Tuesday, July 23, 2019
Camille Claudel: A Film Review
The woman and her career is a contemporary theme in politics. That topic is more clearly seen with the distance of time. Here is a gifted woman whose mother was deeply hostile to her talent, and took the one available escape route to do justice to her talent. And the dude who was outshined did not take kindly to her talent either. You see the loneliness of a genius. You also see that the one man two woman thing does not work. It causes deep and lasting pain.
It is not easy to be a gifted artist. It is much harder as a woman. She was more gifted than the guy, as well her poet brother.

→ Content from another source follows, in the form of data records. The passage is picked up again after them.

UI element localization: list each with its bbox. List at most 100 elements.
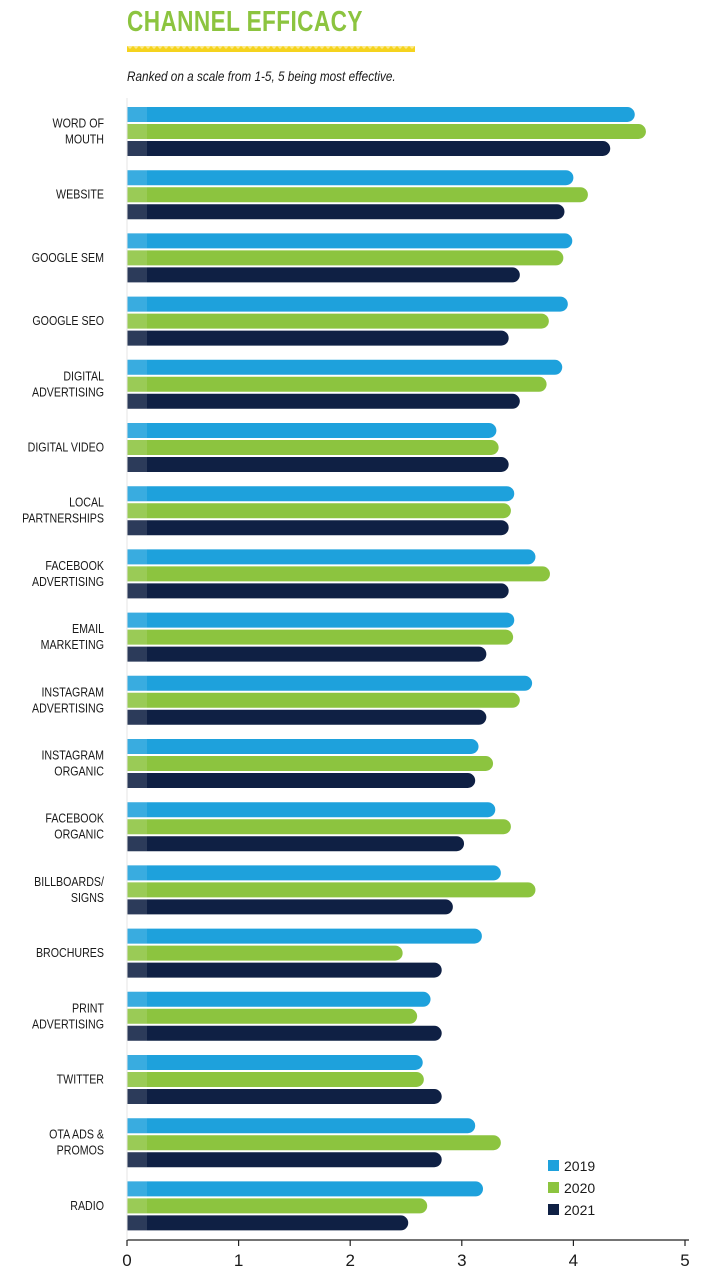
bar-2019-7 xyxy=(127,486,515,502)
category-label: DIGITAL xyxy=(63,368,104,383)
x-tick-label: 3 xyxy=(457,1251,466,1270)
bar-inner-shade xyxy=(127,709,147,725)
bar-2021-13 xyxy=(127,899,453,915)
title-rule-texture xyxy=(277,46,283,49)
bar-2021-16 xyxy=(127,1089,442,1104)
title-rule-texture xyxy=(307,46,313,49)
bar-inner-shade xyxy=(127,566,147,582)
title-rule-texture xyxy=(331,46,337,49)
title-rule-texture xyxy=(337,46,343,49)
legend-swatch-2019 xyxy=(548,1160,559,1171)
bar-2021-9 xyxy=(127,646,487,662)
bar-2020-10 xyxy=(127,692,520,708)
title-rule-texture xyxy=(343,46,349,49)
x-tick-label: 4 xyxy=(569,1251,578,1270)
category-label: ADVERTISING xyxy=(32,384,104,399)
title-rule-texture xyxy=(373,46,379,49)
bar-inner-shade xyxy=(127,204,147,220)
bar-inner-shade xyxy=(127,802,147,818)
bar-2021-6 xyxy=(127,457,509,472)
title-rule-texture xyxy=(355,46,361,49)
category-label: PARTNERSHIPS xyxy=(22,511,104,526)
bar-inner-shade xyxy=(127,1152,147,1168)
category-label: DIGITAL VIDEO xyxy=(28,439,104,454)
bar-inner-shade xyxy=(127,520,147,536)
bar-2020-13 xyxy=(127,882,536,898)
category-label: PROMOS xyxy=(57,1143,104,1158)
bar-2021-18 xyxy=(127,1215,409,1231)
title-rule-texture xyxy=(259,46,265,49)
bar-inner-shade xyxy=(127,675,147,691)
bar-2020-4 xyxy=(127,313,549,329)
x-tick-label: 1 xyxy=(234,1251,243,1270)
bar-2021-3 xyxy=(127,267,520,283)
category-label: GOOGLE SEM xyxy=(32,250,104,265)
category-label: WORD OF xyxy=(53,115,104,130)
title-rule-texture xyxy=(265,46,271,49)
bar-2019-18 xyxy=(127,1181,484,1197)
bar-2019-10 xyxy=(127,675,533,691)
bar-2019-13 xyxy=(127,865,501,881)
bar-inner-shade xyxy=(127,549,147,565)
bar-inner-shade xyxy=(127,187,147,203)
bar-inner-shade xyxy=(127,991,147,1007)
bar-inner-shade xyxy=(127,141,147,156)
category-label: FACEBOOK xyxy=(45,558,104,573)
bar-2019-9 xyxy=(127,612,515,628)
bar-inner-shade xyxy=(127,233,147,249)
bar-2021-7 xyxy=(127,520,509,536)
legend-label-2019: 2019 xyxy=(564,1158,595,1174)
bar-inner-shade xyxy=(127,1089,147,1104)
bar-2019-5 xyxy=(127,359,563,375)
bar-2020-5 xyxy=(127,376,547,392)
category-label: RADIO xyxy=(70,1198,104,1213)
chart-subtitle: Ranked on a scale from 1-5, 5 being most… xyxy=(127,68,396,84)
title-rule-texture xyxy=(145,46,151,49)
title-rule-texture xyxy=(235,46,241,49)
bar-2019-3 xyxy=(127,233,573,249)
bar-2021-12 xyxy=(127,836,465,852)
bar-inner-shade xyxy=(127,1181,147,1197)
bar-inner-shade xyxy=(127,296,147,312)
bar-inner-shade xyxy=(127,945,147,961)
title-rule-texture xyxy=(349,46,355,49)
bar-inner-shade xyxy=(127,819,147,835)
category-label: ADVERTISING xyxy=(32,1016,104,1031)
title-rule-texture xyxy=(301,46,307,49)
legend-swatch-2021 xyxy=(548,1204,559,1215)
bar-inner-shade xyxy=(127,376,147,392)
bar-inner-shade xyxy=(127,170,147,186)
bar-2019-4 xyxy=(127,296,568,312)
category-label: MOUTH xyxy=(65,131,104,146)
bar-2021-11 xyxy=(127,773,476,788)
title-rule-texture xyxy=(295,46,301,49)
legend-swatch-2020 xyxy=(548,1182,559,1193)
bar-inner-shade xyxy=(127,1118,147,1134)
bar-2020-18 xyxy=(127,1198,428,1214)
title-rule-texture xyxy=(193,46,199,49)
bar-2021-8 xyxy=(127,583,509,599)
title-rule-texture xyxy=(361,46,367,49)
bar-inner-shade xyxy=(127,440,147,455)
bar-2021-10 xyxy=(127,709,487,725)
category-label: ORGANIC xyxy=(54,827,104,842)
category-label: OTA ADS & xyxy=(49,1127,104,1142)
bar-inner-shade xyxy=(127,928,147,944)
title-rule-texture xyxy=(247,46,253,49)
title-rule-texture xyxy=(157,46,163,49)
title-rule-texture xyxy=(289,46,295,49)
bar-inner-shade xyxy=(127,1055,147,1070)
bar-inner-shade xyxy=(127,773,147,788)
category-label: BILLBOARDS/ xyxy=(34,874,104,889)
title-rule-texture xyxy=(169,46,175,49)
title-rule-texture xyxy=(205,46,211,49)
title-rule-texture xyxy=(163,46,169,49)
bar-inner-shade xyxy=(127,583,147,599)
title-rule-texture xyxy=(319,46,325,49)
bar-2020-12 xyxy=(127,819,511,835)
category-label: MARKETING xyxy=(41,637,104,652)
bar-inner-shade xyxy=(127,1215,147,1231)
title-rule-texture xyxy=(229,46,235,49)
bar-inner-shade xyxy=(127,865,147,881)
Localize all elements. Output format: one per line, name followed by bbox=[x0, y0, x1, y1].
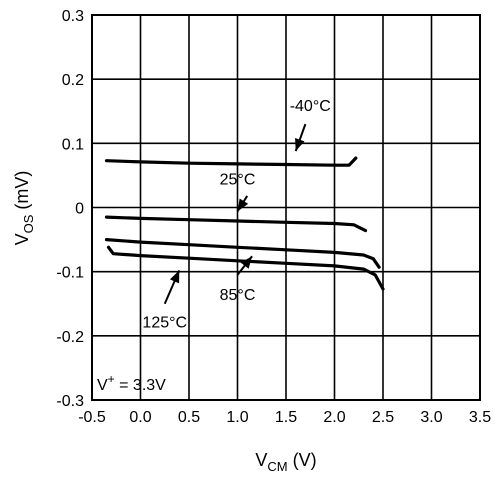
grid-lines bbox=[92, 15, 480, 400]
y-tick-label: 0.3 bbox=[62, 8, 84, 25]
series-line bbox=[106, 245, 385, 291]
plot-frame bbox=[91, 14, 481, 401]
series-line bbox=[104, 156, 358, 167]
series-line bbox=[104, 238, 381, 269]
y-tick-label: 0.2 bbox=[62, 72, 84, 89]
x-axis-title: VCM (V) bbox=[255, 450, 316, 474]
x-tick-label: -0.5 bbox=[78, 409, 106, 426]
x-tick-label: 3.5 bbox=[469, 409, 491, 426]
x-tick-label: 0.5 bbox=[178, 409, 200, 426]
y-tick-label: -0.3 bbox=[56, 393, 84, 410]
arrowhead bbox=[295, 138, 305, 152]
series-label: 25°C bbox=[220, 172, 256, 189]
series-line bbox=[104, 215, 368, 233]
supply-voltage-note: V+ = 3.3V bbox=[97, 372, 166, 394]
y-axis-title: VOS (mV) bbox=[12, 171, 36, 246]
series-label: 85°C bbox=[220, 287, 256, 304]
x-tick-label: 0.0 bbox=[129, 409, 151, 426]
data-series bbox=[104, 156, 385, 291]
series-label: 125°C bbox=[142, 315, 187, 332]
x-axis-tick-labels: -0.5 0.0 0.5 1.0 1.5 2.0 2.5 3.0 3.5 bbox=[78, 409, 491, 426]
series-label: -40°C bbox=[290, 98, 331, 115]
arrowhead bbox=[240, 256, 253, 269]
x-tick-label: 2.5 bbox=[372, 409, 394, 426]
x-tick-label: 1.0 bbox=[226, 409, 248, 426]
y-tick-label: -0.1 bbox=[56, 265, 84, 282]
arrowhead bbox=[169, 270, 180, 284]
x-tick-label: 1.5 bbox=[275, 409, 297, 426]
annotations: -40°C 25°C 85°C 125°C bbox=[142, 98, 330, 332]
y-tick-label: 0 bbox=[75, 201, 84, 218]
arrowhead bbox=[237, 198, 249, 212]
y-tick-label: -0.2 bbox=[56, 329, 84, 346]
x-tick-label: 3.0 bbox=[420, 409, 442, 426]
y-axis-tick-labels: 0.3 0.2 0.1 0 -0.1 -0.2 -0.3 bbox=[56, 8, 84, 410]
x-tick-label: 2.0 bbox=[323, 409, 345, 426]
y-tick-label: 0.1 bbox=[62, 136, 84, 153]
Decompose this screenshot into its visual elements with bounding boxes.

It is a great work of art, duly recognized. But it is also deeply contemporary.
2020 is that year of reckoning.
But then you also see pragmatic stuff like, this artist could have used a good agent.
Camille Claudel Camille Claudel, in full Camille-Rosalie Claudel, (born December 8, 1864, Villeneuve-sur-Fère, France—died October 19, 1943, Montdevergues asylum, Montfavet, near Avignon), French sculptor of whose work little remains and who for many years was best known as the mistress and muse of Auguste Rodin. She was also the sister of Paul Claudel, whose journals and memoirs provide much of the scant information available on his sister’s life...... She became obsessed with Rodin’s injustice to her and began to feel persecuted by him and his “gang.” .... On March 10, 1913, she was committed involuntarily to an asylum at Ville-Évrard. In September 1914 she was transferred to the asylum of Montdevergues, where she remained until her death.